Tüm bu görüntüleri, tam anlamıyla görüntüleri, bu her şeyin yancısı madrabaz rolleri yan yana koyunca ortaya cinselliğin doyurulmamış azgınlığı çıkıyordu. Aşk dedikleri de, sır dedikleri de, boyunlarına, kollarına doladıkları mor çaputları da cinsi latifin beğenisini cezbetmek için kurulmuş birer tezgâhtan ibaretti aslında. Mahrem diye kenarda köşede saklanan ne varsa, bunların eline geçince gümüş kordonlarla süslü bir tenasül uzvuna dönüşüyordu. Hallerindeki işvebazlığın acemiliği at bacağındaki kelebek kadar narindi. O naylondan narinliği; içlerine sinen koyu, pis, sırıtkan eksikliği gidermek için okşayıp duruyorlardı. Mor çaputlar, rengârenk takım taklavatlar, tasavvufa bandırılmış lügatler bunun içindi. Sırdı, hikmetti, hakikatti hepsi bu martavalın suyoluna kurban ediliyor, akıllı erkeklerden göremeyecekleri teveccühü akıllı kadınlarda bulmak istiyorlardı.

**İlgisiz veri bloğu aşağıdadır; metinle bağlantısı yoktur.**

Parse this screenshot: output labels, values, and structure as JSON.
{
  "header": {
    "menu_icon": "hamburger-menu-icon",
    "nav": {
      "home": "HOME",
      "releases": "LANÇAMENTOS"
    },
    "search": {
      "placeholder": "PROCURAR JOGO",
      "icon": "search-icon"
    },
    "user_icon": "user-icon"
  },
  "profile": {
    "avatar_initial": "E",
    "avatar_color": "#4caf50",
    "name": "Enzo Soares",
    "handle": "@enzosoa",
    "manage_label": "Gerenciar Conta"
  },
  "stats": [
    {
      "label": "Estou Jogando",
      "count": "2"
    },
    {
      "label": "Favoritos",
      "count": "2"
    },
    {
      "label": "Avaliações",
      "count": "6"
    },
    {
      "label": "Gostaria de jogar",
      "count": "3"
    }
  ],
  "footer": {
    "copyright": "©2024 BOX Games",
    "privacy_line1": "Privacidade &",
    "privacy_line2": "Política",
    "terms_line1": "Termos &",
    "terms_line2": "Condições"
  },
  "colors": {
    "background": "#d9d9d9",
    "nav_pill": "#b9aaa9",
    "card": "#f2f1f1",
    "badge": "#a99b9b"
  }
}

Sanatın sıradan olana karşı aldığı tavırla bir istikamet belirliyor ve bu muhalif dili korkaklıklarına yorgan yapıyorlardı. Oltalarını da felsefi, sanatsal, dinsel, kültürel bir manipülasyonla boyayıp denize atıyorlardı. Kim geldi pencerelerinde bastırılmış cinselliğin silueti asılıydı da sözle, cümleyle, efsun ve gösteriyle tüllendiriyorlardı bu açlığın açığını. Hem fıkıh diyorlar hem de sanatın gevşekliğinde namahremi ile saatlerce baş başa verip entelektüel azmışlığın zirvesine çıkmak istiyorlardı. Hemcinslerinin alaycı yaklaşımına kurban giderim korkusuyla akıllı kadınlara yöneliyor ve varoluşsal krizlerini bu kadınların zekâ düzeyi üzerinden boşaltıyorlardı. Bütün o morlu, allı pullu çaputların, fularların, sırların anlamı, entelektüel mastürbasyonun hazzına karşılık geliyordu.
Gizledikleri, görmezden geldikleri, kendinden kendine dönen sakat bir ereksiyon halinden başkası değildi. Daha açığı bu zelil durum, bir tür oğlancılıktı. Sözün şehvetine kapılmak ya da zekâyla çiftleşmenin hazzıydı. Pasifize edilmiş, yönelimi hadımlaştırılmış, kendinden çıkıp yine kendine dönen bir kastrato iktidarına oturtulmanın dört başı mamur fotoğrafı böylelikle belirginleşiyordu. Bense hâlâ, “günahları ne ki tövbeleri ne olsun” havasında küçümser bir dudak bükmesiyle karşılıyorum bunları. Yaptığım doğru mudur bilemiyorum? Fakat elimde değil; bunları tam ciddiye alacağım sırada bir gülme tutuyor beni. Hafazanallah.